DeRenard zog ihn nah zu sich heran. Er hatte verschlagene Augen und einen kleinen Schnurrbart. Sein Gesicht war spitz und erinnerte an einen Fuchs.

"Das wirst du schon sehen, Omi", zischte er. Der Junge zuckte zusammen, als hätte ihn jemand geschlagen. Dieser Mann kannte ihn. Er kannte seine Vergangenheit bei Weiß. Was hatte das zu bedeuten? Nichts Gutes, soviel ist sicher.

"Nein", sagte Omi fest. "Ich komme nicht mit."
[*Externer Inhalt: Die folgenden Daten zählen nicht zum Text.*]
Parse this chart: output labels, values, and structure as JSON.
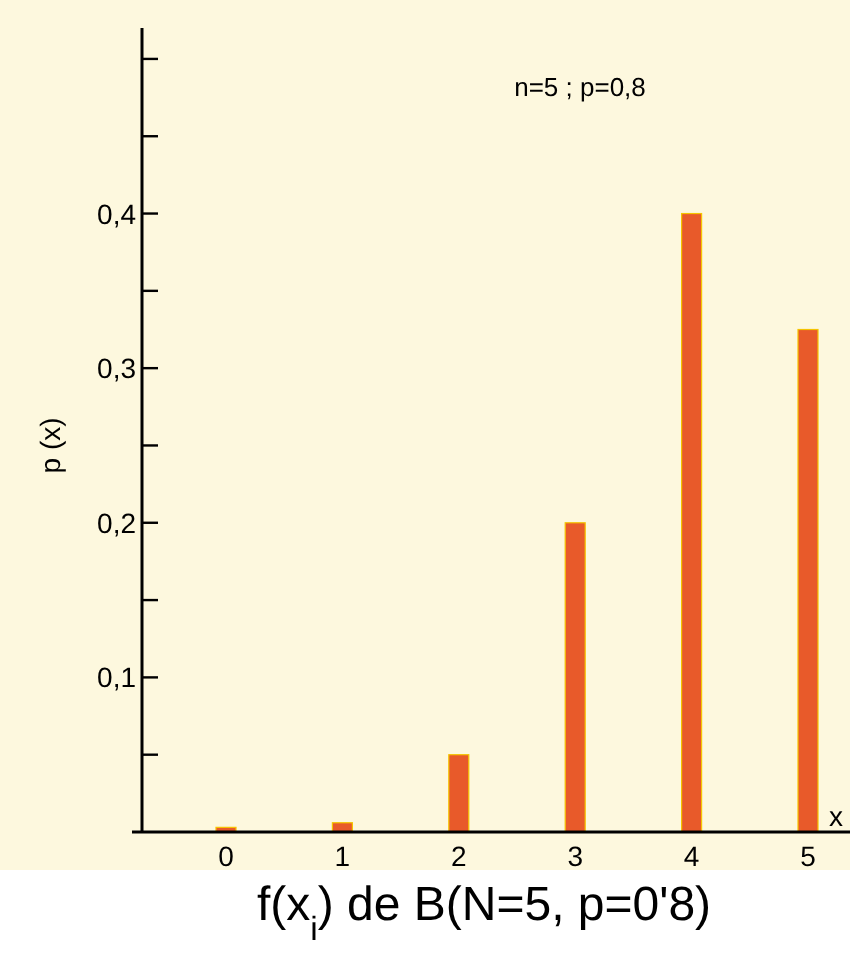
{
  "chart_data": {
    "type": "bar",
    "title": "f(x$_{i}$) de B(N=5, p=0'8)",
    "xlabel": "x",
    "ylabel": "p (x)",
    "annotations": [
      "n=5 ; p=0,8"
    ],
    "categories": [
      "0",
      "1",
      "2",
      "3",
      "4",
      "5"
    ],
    "values": [
      0.003,
      0.006,
      0.05,
      0.2,
      0.4,
      0.325
    ],
    "color": "#e85a2a",
    "ylim": [
      0,
      0.52
    ],
    "yticks": [
      {
        "value": 0.05,
        "label": null
      },
      {
        "value": 0.1,
        "label": "0,1"
      },
      {
        "value": 0.15,
        "label": null
      },
      {
        "value": 0.2,
        "label": "0,2"
      },
      {
        "value": 0.25,
        "label": null
      },
      {
        "value": 0.3,
        "label": "0,3"
      },
      {
        "value": 0.35,
        "label": null
      },
      {
        "value": 0.4,
        "label": "0,4"
      },
      {
        "value": 0.45,
        "label": null
      },
      {
        "value": 0.5,
        "label": null
      }
    ],
    "grid": false
  }
}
Zu seiner Verwunderung ließ DeRenard ihn gehen, als er sich losriss und davonlief. Etwas sagte ihm, dass er sich darüber Gedanken machen sollte, doch dafür war keine Zeit. Omi ließ den eleganten Herrn am Brunnen zurück, stürmte um die Biegung des gewundenen Weges - und prallte gegen eine Wand.

Benommen taumelte er zurück. Vor ihm stand ein riesiger Mann. Er hatte Schultern wie ein Bär und ein drohendes Funkeln lag in seinen Augen. Als Omi erschreckt zurückwich, stieß er erneut gegen ein Hindernis, das ihn augenblicklich am Arm festhielt. Während er noch versuchte, sich zu befreien, schälten sich nach und nach sieben Gestalten aus der Dunkelheit.

Omi griff mit der freien Hand unter seinen Mantel und riss eine Handvoll Darts hervor.

"Lassen Sie mich los", keuchte er und drehte sich, um seinem Fänger einen der Pfeile in den Arm zu rammen. Sofort erschlaffte dessen Griff. Er war frei - aber für wie lange?

Omi fuhr herum und schleuderte die restlichen Darts auf die Männer, die ihn umringten. Zwei von ihnen sanken augenblicklich zu Boden, aber die übrigen ließen sich davon nicht ablenken. Die verbliebenen Angreifer traten entschlossen auf ihn zu. Er tastete erneut nach seinen Wurfpfeilen, doch bevor er auch nur an Verteidigung denken konnte, traf ihn von hinten ein Schlag, der ihn zu Boden schleuderte.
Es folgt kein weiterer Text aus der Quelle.